Karsh (Vincent Cassel) is mourning the death of his wife Becca (Diane Kruger), but, as he explains to a blind date during their regrettable first meeting, she’s never far from him. His company, GraveTech, wraps people in shrouds and provides a video feed of their bodies on their tombstones. When a number of graves are vandalized, Karsh seeks answers with the help of Becca’s identical twin sister Terry (also Kruger) and her ex-husband Maury (Guy Pearce), and also develops a relationship with Soo-Min (Sandrine Holt), the wife of a dying man eager to fund GraveTech’s expansion into Hungary.
Cronenberg is an institution of the Toronto International Film Festival, referenced in one of the sponsor commercials that airs before each screening. The Toronto native and resident is well-known for his out-of-the-box filmmaking, and that’s very much on display in his latest work, which serves as a meditation on grief stemming from the loss of his wife in 2017. Its actual execution isn’t quite as bizarre as the concepts that go into it, but the best example of a futuristic version of his famous creativity is Hunny, a Siri-like avatar that has an animated body and speaks to Karsh in regular conversation, sometimes pushing boundaries and flirting. Technology is an asset but also a potential villain, as this film covers in its exploration of possibility and risk.
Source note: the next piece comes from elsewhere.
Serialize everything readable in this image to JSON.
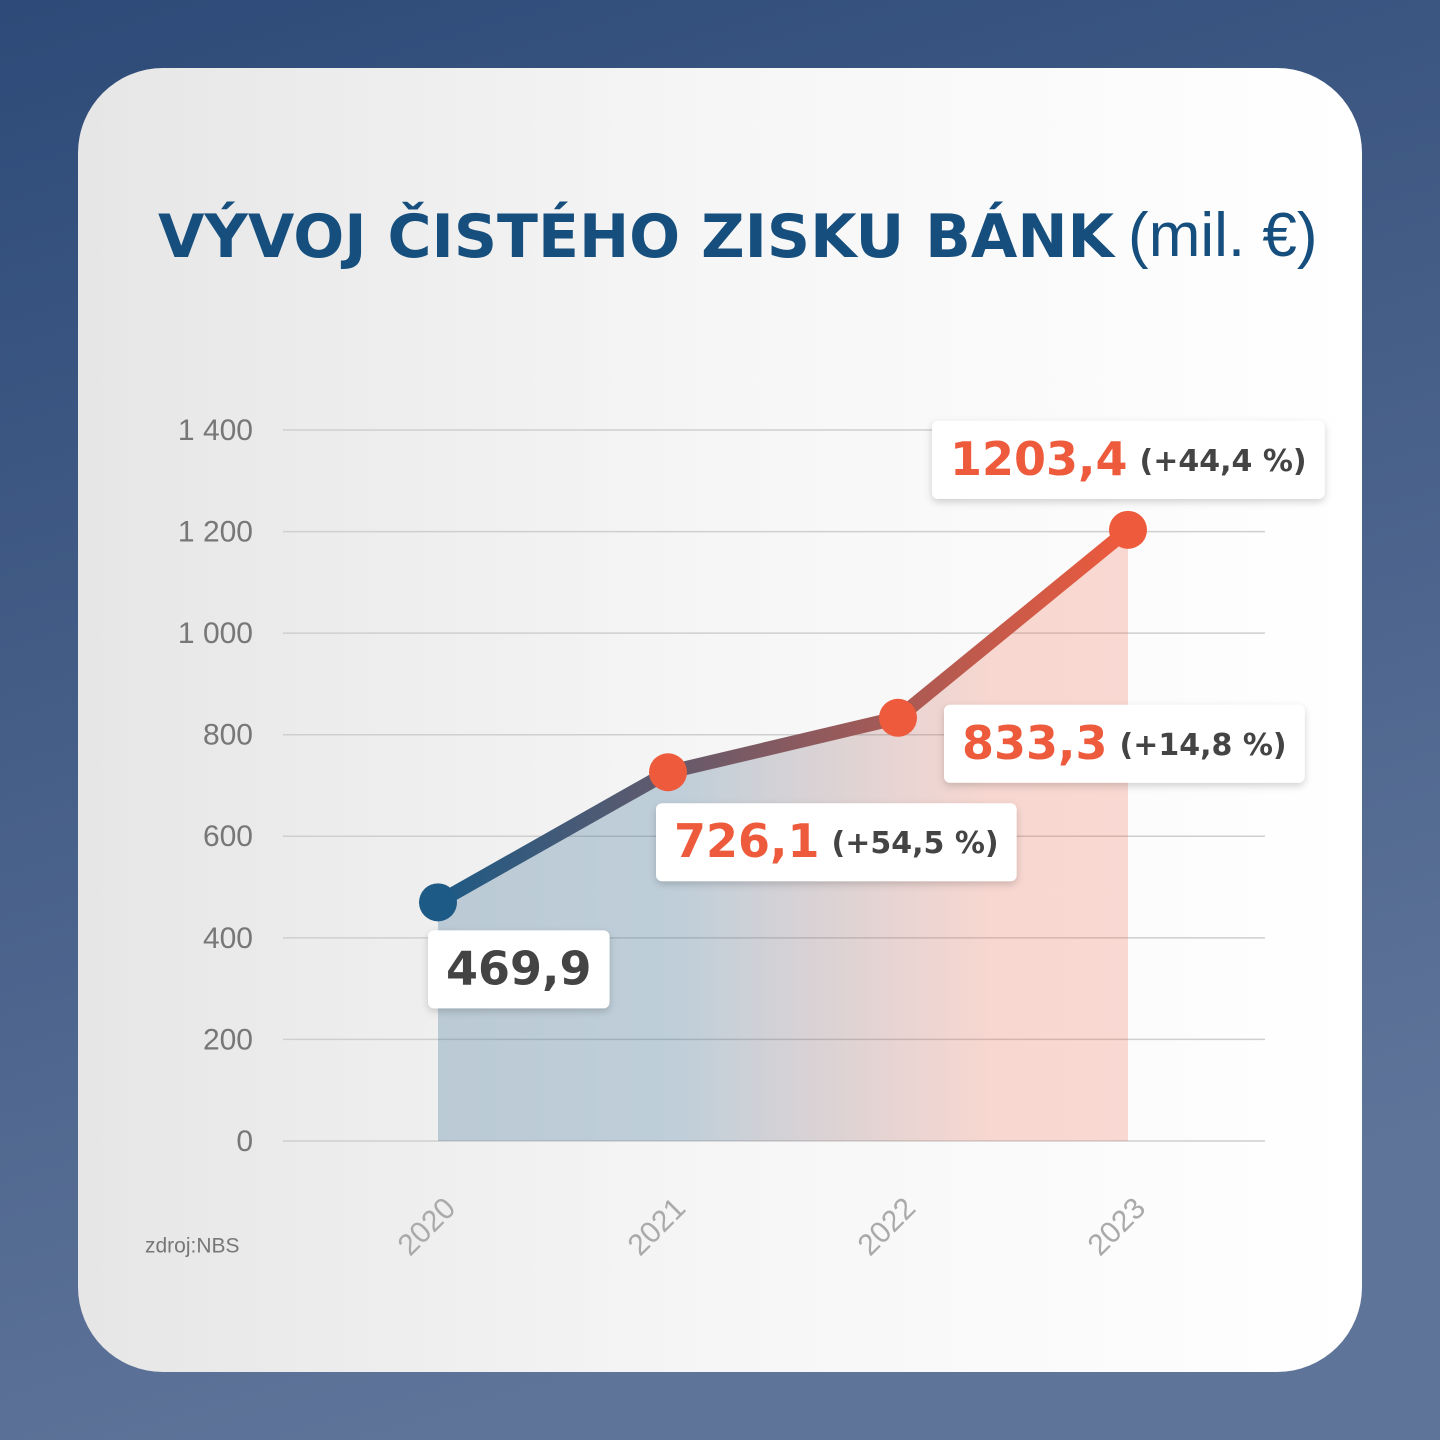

Cassel has worked with Cronenberg on numerous occasions, including past TIFF selections A Dangerous Method and Eastern Promises. The typically excitable actor, who often plays charismatic chatterboxes, is much more subdued in this role, still more than happy to hear his own voice but overcome by longing for the woman he has lost and desperate for whatever connection he can still find to her. He’s in good company with Kruger, who also voices Hunny. Pearce who couldn’t be any more different from his character in another TIFF film this year, The Brutalist, and Holt, a familiar TV face from series like House of Cards, Mr. Robot, and Better Call Saul, is memorable as someone who, despite being blind, has power and reach that transforms the way Karsh acts with her.
This film has much to say about loss and the way that people mourn, embedded within a mystery where the perpetrators are unknown but have managed to get inside the protagonist’s head. There are few definitive answers and no easy ones, which makes this a worthwhile head trip that isn’t too frustrating since what it does provide is more than intriguing enough even without clear explanation. Assisted by a powerful score from Howard Shore, The Shrouds engages with many ideas and packs them into a head-spinning slow-burn thriller that manages to remain unpredictable and thoroughly involving throughout, even if its finale, in typical Cronenberg fashion, doesn’t offer a neat or singular resolution but instead more to contemplate and ponder.
Movie Rating: 8/10
Awards Buzz: Cronenberg isn’t particularly Oscar-friendly, with some of his films earning acting nominations. This may still be too off-kilter for mainstream audiences, but it could also be Cassel’s opportunity to finally earn some international recognition for his terrific work.